В обществе бывал он неизменно приятен и словоохотлив, на лицах появлялась улыбка, когда Константин Егорович входил в комнату. К людям он относился почти наивно доверчиво; если и настораживался против кого-нибудь, так больше из неприязни ко всякому уродству, от избытка страсти ко всему красивому на белом свете. Как художник, он был скромен на редкость и всегда готов радостно отозваться на чужую удачу. Вращаясь в среде, где так обычна профессиональная зависть, он отличался отсутствием самомнения и доброжелательством к товарищам по профессии, хотя и приходил в отчаяние от уничижительной критики какого-нибудь Стасова или от того, что ему, Константину Маковскому, «никогда так правдиво и ярко не написать, как написал Семирадский». Именно это сказал он моей матери, возвратясь с вернисажа Академической выставки, где Петербург поразила многоаршинная «Фрина» Семирадского: «Что же, после этакой вещи только и остается, что бросить кисти»… А когда его самого хвалили, сравнивали с Тьеполо и Веронезом, он и внимания не обращал. Эта черта характера больше всего, вероятно, сообщала ему столько обаяния. Простодушие, незлобивость, улыбчивая общительность, талантливость щедрая и веселая открывали перед ним все двери. «К. Е. Маковский, — вспоминает Ю. Ю. Клевер, — вообще был истинной душою общества как среди художников, так и в великосветских кружках и в кругах денежных тузов. Он нигде не терялся и всегда приковывал к себе внимание».
Правда, всё изменилось в годы позднейшие, когда он реже бывал с нами, после того, как в 1889 году тяжело заболела мать и всем домом уехали мы заграницу (а у него на стороне началась новая «семейная» жизнь). Он стал ворчлив, подозрителен, вспыльчив… Но это был уже другой отец, хоть мы и не угадывали причины этой перемены, — вместе с нашей детской Россией первоначальный образ его уходил куда-то в далекое прошлое…

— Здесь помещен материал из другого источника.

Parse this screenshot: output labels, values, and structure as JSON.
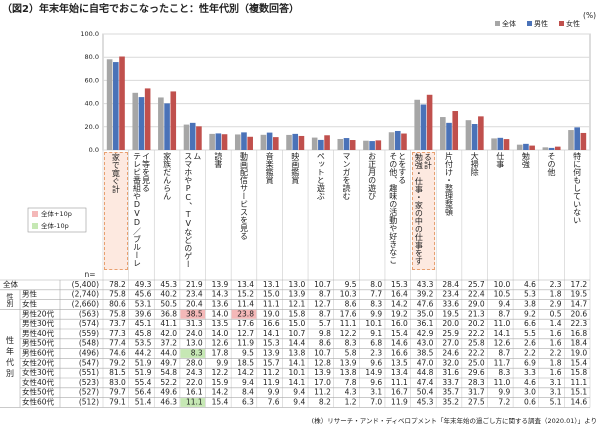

И всё же в памяти остался тот, прежний папа — всегда в духе, приветливый, нарядный, холеный, пахнущий одеколоном и тонким табаком, беззаботный, обворожительный папа… Вижу его таким или в мастерской перед очередной картиной (огромная палитра в левой руке, а правая, с длинной кистью, опирается на муштабель), или — уходящим из дому с огромным парусиновым зонтом и на солнечном лугу набрасывающим уголок природы, а то где-нибудь в гостиной среди друзей, у рояля, поющим оперную арию. Музыка была его второй стихией. Напевал он постоянно — беззаботно и узывчиво. Недаром моя мать называла его «человек-песня». Владея удивительным бархатистым баритоном, он пел как заправский артист; был любимым учеником Эверарди, даже заменил его однажды на русской сцене в «Травиате» в роли отца Альфреда (случилось это еще до первого брака).